In most cases, this means debts will be passed onto descendants, but some local traders are more forgiving. “There is a culture of solidarity here in Mauritania - it is what keeps us alive,” said Bah.
Several families lost all their animals in 2012, and most cultivated nothing at all. In December villagers here were also waiting - until the river recedes - to plant.
Seyinna Gababé residents have not received the aid - fences to protect their gardens, cash transfers, seeds and tools - that many others have. As a result, the gardens they have planted are being eaten by animals and insects. “We tried to cut down trees to build a fence, but the forest guys stopped us.”
He pointed to a herd of a dozen or so cattle, the only remaining animals in the village. “Pasture is now plentiful but the animals are sick, dying,” Bah said. "Even if the harvest comes through this year, we won't get by without help."
Residents have to guard the garden 24 hours a day to make sure animals do not eat the few vegetables they have been able to grow.
According to FAO’s Kane, it is the Regional Development Committee (CRD) which decides which villages do and do not receive FAO aid - there is nothing that FAO can do to make sure certain villages are included. FAO runs projects in Tagant, Assaa, Hodh el Ghorabi and Guikhimaka to help people reconstitute their stocks, said Kane.
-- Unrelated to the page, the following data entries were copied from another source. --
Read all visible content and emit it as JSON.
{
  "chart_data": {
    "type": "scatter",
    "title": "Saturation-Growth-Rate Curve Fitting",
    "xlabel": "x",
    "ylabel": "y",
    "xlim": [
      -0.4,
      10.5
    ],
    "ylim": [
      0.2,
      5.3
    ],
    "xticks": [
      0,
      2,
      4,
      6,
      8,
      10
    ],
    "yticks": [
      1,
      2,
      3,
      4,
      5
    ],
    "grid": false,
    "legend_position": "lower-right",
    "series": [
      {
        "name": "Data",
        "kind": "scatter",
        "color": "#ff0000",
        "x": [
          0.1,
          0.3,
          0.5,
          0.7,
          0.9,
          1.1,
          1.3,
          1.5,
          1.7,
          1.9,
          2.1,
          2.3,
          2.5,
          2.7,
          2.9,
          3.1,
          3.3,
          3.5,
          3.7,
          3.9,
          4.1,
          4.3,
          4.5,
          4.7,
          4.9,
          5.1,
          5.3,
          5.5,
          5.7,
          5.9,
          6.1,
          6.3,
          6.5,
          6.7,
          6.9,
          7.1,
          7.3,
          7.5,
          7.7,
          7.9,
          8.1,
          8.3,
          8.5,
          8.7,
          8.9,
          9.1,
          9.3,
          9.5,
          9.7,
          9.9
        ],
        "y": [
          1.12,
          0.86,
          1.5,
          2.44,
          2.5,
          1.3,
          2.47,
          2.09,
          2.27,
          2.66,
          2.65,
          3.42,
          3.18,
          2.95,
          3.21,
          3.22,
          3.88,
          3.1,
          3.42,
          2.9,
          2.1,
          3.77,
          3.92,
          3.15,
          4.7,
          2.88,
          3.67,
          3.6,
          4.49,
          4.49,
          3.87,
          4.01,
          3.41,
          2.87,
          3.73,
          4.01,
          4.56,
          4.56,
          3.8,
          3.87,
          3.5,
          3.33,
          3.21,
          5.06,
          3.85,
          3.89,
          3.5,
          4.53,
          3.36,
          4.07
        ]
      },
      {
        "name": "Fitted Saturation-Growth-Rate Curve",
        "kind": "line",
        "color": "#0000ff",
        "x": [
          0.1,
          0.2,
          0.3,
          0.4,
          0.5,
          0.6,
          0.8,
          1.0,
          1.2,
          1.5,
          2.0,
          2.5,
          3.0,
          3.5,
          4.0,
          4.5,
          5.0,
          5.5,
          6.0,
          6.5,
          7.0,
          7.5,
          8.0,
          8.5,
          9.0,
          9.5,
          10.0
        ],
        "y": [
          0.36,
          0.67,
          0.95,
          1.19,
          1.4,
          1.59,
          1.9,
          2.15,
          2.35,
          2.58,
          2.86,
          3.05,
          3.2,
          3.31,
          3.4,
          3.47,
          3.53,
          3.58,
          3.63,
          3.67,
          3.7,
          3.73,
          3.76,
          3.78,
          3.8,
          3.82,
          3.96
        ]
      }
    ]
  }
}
Bah went to the CRD in Kaédi to ask to be included on a list to receive aid, but so far nothing has happened, he said. The CRD delegate in Kaédi would not be interviewed by IRIN.
Diagana Dieydi, a livestock consultant who evaluated the government’s response to livestock breeders in 2012, said the response was 10 times bigger than in other years, but remained quite centralized, so in many cases it was hard for pastoralists in some rural areas to get onto the list. “The lists are not always well done,” he told IRIN.
Building resilience in these villages is possible by making health care more accessible; building better surveillance, early warning and response systems; setting up real crisis contingency plans; increasing cash transfers; improving water and health services to boost children’s nutrition; encouraging families to stock up food; and by setting up targeted veterinary programmes for animals, according to analysts who have written several reports, including Pathways to Resilience in the Sahel.
All this is relevant only over the long-term, and only if development actors get involved, say aid workers - rather than emergency donors with their six-month to one-year funding cycles.
Is it resilience?
ACF-Spain has a five-year programme to build resilience in selected villages across Gorgol and Guidimakha regions but ACF’s Flament says building up resilience in such a shock-affected region is too much to hope for in the short-term. “What I can say is that we have helped to avoid the mass exodus of males that occurs in these villages each year.”
Another positive impact of the ACF project is that malnutrition levels in 2012 were on a par with previous years instead of being much higher, as one might have expected them to be given the extent of the crisis. As Peter Gubbels author of the Pathways to Resilience report put it: “If there is a drought, and the rate of child malnutrition doesn’t rise, that really would be a sign of resilience.”
Villagers across Gorgol and Guidimakha regions told IRIN that social networks have broken down in many villages because all the men have left. In Wompou in Guidimakha, the village usually empties of men, but this year it did not, said six-year-old Yacine Mint Dew. Villagers were given $140 every three months, as well as other help in nutrition, agriculture and market gardening.
The kinds of programmes being run in the region “have strengthened the resilience of some households to resist external shocks, but they remain fragile,” said Aart van Den Heide, a European Union consultant in Mauritania. “It just takes one year of drought and the men will abandon their villages all over again, in order to survive,” he said.